Artist Trevor J Noble, from Ballinasloe, is interested in this newer Ireland. Noble, having spent the best part of his life illustrating training manuals for "Ireland's least-hated utility, the ESB", turned to painting. At first, he copied masterworks by Bouguereau, Munier, Cabanel, but his current direction will, he hopes, restore gender balance within art history. The female nude, he says, "occupies an all-consuming portion" and "naked women are so common that one can almost forget that the male nude ever existed."
Meet his nibs, hardy handsome, and framed within a sandstone-coloured concrete structure. In early morning light Foscádan Snamhna na bhFear/Gents Bathing Shelter has never looked so classical. Flagstones, dark green plants, weeds, the silver railings, the blue shapes of sky, sunlight and shadow create such a sensuous glowing work that one isn't bothered that the Poolbeg chimneys and South Wall from the Clontarf side, within the "doorway" are "adjusted" for effect.
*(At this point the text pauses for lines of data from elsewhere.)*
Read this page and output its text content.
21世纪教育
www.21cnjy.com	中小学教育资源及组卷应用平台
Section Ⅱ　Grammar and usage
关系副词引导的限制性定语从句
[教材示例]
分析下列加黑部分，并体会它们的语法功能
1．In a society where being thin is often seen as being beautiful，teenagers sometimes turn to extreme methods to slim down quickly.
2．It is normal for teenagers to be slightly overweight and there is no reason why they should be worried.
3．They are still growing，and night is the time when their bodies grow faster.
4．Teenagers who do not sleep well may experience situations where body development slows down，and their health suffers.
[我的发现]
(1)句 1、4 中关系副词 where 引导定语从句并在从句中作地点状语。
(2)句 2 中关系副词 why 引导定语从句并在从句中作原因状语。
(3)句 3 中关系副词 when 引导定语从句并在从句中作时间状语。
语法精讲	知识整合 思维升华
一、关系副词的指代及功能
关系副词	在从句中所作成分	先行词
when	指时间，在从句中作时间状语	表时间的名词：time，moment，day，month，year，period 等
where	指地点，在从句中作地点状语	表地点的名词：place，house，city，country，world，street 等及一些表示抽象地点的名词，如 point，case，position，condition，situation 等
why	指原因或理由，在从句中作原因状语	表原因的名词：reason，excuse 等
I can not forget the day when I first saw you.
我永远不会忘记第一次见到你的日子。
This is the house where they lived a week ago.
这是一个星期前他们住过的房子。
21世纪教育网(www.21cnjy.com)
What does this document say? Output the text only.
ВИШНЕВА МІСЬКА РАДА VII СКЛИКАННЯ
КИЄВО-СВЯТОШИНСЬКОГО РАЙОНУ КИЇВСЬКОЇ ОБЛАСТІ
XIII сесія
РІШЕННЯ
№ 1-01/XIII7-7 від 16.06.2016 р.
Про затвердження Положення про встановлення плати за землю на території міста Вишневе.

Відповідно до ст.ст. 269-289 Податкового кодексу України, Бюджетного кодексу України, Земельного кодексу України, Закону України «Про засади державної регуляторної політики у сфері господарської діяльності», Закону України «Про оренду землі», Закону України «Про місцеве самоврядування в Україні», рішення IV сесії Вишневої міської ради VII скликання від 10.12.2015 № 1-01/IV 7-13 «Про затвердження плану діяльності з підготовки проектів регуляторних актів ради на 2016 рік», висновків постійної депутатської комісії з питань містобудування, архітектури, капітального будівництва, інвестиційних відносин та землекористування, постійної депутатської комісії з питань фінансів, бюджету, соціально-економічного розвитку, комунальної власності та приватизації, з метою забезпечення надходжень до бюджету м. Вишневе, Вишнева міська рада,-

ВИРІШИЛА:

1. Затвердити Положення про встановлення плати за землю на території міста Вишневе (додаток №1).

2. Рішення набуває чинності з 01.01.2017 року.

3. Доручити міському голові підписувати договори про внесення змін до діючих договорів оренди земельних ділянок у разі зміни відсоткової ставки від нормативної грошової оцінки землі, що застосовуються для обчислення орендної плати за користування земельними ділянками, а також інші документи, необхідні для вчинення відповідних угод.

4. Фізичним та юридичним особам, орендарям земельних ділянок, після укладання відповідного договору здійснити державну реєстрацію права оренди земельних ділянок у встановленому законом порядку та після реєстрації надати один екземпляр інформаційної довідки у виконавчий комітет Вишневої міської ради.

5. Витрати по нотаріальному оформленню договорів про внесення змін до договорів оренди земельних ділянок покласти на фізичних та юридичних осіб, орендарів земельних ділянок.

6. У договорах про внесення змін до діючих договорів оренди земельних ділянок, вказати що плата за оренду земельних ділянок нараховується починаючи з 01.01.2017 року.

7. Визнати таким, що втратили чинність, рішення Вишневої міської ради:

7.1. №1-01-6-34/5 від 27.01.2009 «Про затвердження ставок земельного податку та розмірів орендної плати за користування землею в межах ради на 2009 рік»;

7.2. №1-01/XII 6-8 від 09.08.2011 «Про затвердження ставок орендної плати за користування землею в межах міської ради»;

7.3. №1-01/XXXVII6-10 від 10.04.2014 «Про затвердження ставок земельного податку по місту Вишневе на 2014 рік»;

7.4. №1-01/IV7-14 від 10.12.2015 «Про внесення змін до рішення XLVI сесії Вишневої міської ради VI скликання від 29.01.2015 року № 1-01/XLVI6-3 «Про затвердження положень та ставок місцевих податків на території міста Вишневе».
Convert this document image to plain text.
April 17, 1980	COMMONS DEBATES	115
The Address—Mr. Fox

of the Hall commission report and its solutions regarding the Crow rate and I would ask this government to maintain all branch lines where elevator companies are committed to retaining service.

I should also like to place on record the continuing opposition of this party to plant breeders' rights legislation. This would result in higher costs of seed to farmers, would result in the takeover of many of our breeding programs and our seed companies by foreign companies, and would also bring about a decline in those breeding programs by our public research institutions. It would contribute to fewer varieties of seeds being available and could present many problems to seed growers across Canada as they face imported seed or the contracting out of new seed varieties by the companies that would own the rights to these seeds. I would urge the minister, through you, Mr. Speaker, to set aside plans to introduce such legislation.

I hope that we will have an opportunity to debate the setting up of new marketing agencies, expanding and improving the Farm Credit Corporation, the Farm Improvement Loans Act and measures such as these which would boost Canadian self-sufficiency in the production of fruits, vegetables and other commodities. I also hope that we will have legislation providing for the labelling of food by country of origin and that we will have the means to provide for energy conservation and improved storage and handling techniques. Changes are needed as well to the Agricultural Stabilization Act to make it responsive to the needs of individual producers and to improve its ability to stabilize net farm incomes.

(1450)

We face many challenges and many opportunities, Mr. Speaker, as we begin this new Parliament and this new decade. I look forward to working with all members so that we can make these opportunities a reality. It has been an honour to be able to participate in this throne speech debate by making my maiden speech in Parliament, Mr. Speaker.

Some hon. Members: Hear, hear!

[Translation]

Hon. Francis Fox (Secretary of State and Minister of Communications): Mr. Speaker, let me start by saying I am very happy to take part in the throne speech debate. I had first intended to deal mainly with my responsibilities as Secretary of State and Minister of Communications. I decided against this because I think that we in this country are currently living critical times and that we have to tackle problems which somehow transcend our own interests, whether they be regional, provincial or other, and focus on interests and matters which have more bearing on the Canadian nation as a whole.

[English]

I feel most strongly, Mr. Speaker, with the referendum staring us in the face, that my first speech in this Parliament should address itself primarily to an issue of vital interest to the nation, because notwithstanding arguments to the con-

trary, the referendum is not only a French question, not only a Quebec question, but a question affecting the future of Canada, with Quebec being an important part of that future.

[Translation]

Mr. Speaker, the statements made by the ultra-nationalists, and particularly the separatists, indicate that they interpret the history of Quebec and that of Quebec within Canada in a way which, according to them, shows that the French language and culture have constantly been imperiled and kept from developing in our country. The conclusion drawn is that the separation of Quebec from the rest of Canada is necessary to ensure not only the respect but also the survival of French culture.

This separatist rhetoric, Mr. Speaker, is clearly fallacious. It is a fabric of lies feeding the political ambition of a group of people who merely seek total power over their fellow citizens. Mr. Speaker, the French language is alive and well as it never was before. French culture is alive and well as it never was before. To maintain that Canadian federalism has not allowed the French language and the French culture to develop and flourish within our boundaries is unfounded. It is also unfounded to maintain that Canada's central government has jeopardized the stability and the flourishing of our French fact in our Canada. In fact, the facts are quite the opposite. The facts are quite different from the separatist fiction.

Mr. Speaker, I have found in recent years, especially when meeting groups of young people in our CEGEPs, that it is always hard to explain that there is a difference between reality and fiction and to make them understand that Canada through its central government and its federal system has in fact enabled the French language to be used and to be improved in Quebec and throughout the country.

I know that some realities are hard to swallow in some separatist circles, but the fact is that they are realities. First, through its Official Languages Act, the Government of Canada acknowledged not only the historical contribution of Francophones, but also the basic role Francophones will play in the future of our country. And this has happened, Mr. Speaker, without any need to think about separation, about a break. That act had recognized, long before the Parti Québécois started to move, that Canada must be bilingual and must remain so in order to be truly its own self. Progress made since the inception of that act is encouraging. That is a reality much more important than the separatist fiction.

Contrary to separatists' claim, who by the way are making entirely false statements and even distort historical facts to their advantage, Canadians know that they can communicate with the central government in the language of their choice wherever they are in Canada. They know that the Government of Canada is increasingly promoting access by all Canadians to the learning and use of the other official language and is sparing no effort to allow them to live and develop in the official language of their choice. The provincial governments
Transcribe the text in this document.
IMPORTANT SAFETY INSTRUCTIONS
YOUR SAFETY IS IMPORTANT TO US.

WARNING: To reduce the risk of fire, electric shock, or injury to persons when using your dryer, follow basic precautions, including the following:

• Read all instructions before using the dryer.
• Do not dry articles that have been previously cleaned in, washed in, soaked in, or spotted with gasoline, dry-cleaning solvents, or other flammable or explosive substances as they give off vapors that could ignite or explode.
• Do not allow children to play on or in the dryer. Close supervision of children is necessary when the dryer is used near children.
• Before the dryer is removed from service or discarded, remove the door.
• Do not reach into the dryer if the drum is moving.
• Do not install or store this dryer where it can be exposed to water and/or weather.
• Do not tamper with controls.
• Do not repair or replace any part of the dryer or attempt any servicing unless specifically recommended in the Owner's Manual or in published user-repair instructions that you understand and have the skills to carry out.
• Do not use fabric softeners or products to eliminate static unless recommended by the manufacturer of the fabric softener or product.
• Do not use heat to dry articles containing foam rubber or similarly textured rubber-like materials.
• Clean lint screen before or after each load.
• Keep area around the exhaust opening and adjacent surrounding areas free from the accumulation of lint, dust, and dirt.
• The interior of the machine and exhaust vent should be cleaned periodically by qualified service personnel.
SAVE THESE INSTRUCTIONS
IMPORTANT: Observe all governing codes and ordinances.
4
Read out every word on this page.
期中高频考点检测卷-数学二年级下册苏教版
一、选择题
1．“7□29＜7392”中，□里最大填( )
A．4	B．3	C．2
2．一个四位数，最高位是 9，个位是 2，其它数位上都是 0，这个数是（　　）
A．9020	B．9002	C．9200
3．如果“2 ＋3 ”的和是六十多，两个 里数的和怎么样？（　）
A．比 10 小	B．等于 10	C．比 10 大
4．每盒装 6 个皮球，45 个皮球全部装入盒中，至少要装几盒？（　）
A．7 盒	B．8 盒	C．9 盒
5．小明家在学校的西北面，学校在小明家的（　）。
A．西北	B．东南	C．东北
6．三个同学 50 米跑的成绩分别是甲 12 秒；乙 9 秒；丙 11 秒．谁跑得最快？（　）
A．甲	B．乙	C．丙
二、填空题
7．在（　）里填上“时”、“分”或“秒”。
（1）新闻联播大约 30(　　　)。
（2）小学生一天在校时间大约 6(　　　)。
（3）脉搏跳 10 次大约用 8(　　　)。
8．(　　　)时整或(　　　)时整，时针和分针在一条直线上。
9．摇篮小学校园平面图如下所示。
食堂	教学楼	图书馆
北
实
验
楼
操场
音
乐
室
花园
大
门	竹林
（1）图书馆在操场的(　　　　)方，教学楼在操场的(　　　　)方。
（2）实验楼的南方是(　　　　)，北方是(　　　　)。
Noble believes that "an image of a naked woman makes the heterosexual male viewer feel more masculine. Women seeing the female nude receive a lesson on the way a woman is supposed to look. For heterosexual males, however, the male nude causes men to worry about their perceived heterosexuality and this young athletic male on the shores of Dublin Bay is not about me; it's about you - the viewer. He's unclothed, not nude, and Noble asks, "Are you secure enough in your sexuality to observe comfortably?" What would the Archbishop answer, spinning in his grave?